Because I promised this post so long ago, I will try to make it up to Jack Shaindlin fans with some bonus Langlois tracks. These were not used by Hanna-Barbera but I know at least a couple were in industrial cartoons produced by John Sutherland.

CHILDREN’S SCAMPER
THOROUGHFARE
LIGHT ‘N’ AIRY
MOTOR BOATING
MILD ACTIVITY
WALKING BRISKLY
HARDWARE

Finally, I’m going to leave you with a little story about Jack Shaindlin. This is from the book The Art of Writing Music by John Cacavas and Steve Kaplan. Cacavas was, among other talents, a composer for the Sam Fox library.

About proofing music....
I remember one time at a recording session in New York, the well-known film conductor Jack Shaindlin was recording Morton Gould’s score to Windjammer for the soundtrack album.

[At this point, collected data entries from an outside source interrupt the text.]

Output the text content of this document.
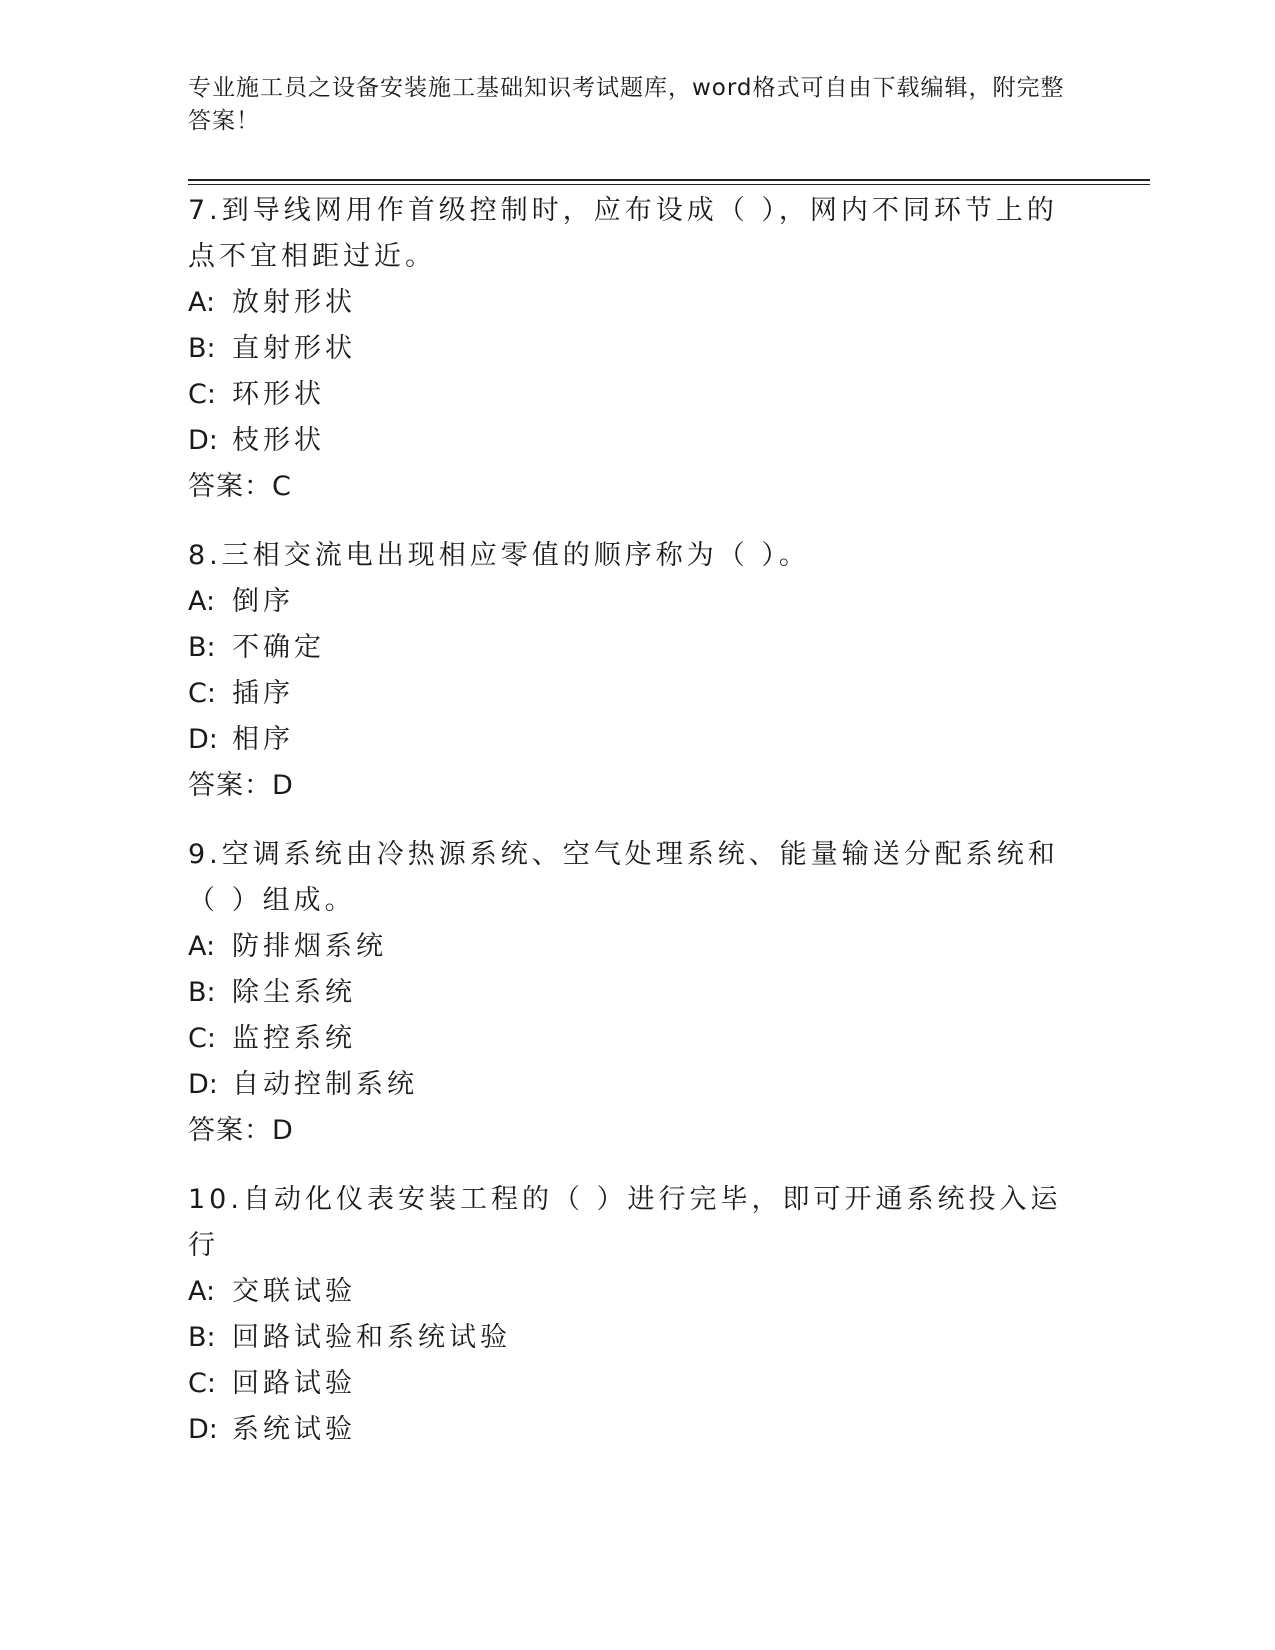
专业施工员之设备安装施工基础知识考试题库，word格式可自由下载编辑，附完整答案！
7.到导线网用作首级控制时，应布设成（ ），网内不同环节上的点不宜相距过近。
A: 放射形状
B: 直射形状
C: 环形状
D: 枝形状
答案：C
8.三相交流电出现相应零值的顺序称为（ ）。
A: 倒序
B: 不确定
C: 插序
D: 相序
答案：D
9.空调系统由冷热源系统、空气处理系统、能量输送分配系统和（ ）组成。
A: 防排烟系统
B: 除尘系统
C: 监控系统
D: 自动控制系统
答案：D
10.自动化仪表安装工程的（ ）进行完毕，即可开通系统投入运行
A: 交联试验
B: 回路试验和系统试验
C: 回路试验
D: 系统试验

I had been working for Gould as an orchestrator at that time, so I went along with Morton to the studio. This was in the early 1960s, when stereo was in its infancy, and the sound coming from the orchestra was glorious. During a break in the recording, a woodwind player raised his hand and shouted, “Hey Jack, I gotta wrong note in bar 46.”
“Well, play the right one, for God’s sake!” shouted Shaindlin in response.

The first and last screen caps are from a kinescope of an appearance on The Wendy Barrie Show where Shaindlin received the 1956 Clef Award for his work on Cinerama Holiday. The middle one is from the mid-1950s game show Make the Connection hosted by Gene Rayburn.

Jack Shaindlin died in New York on September 22, 1978.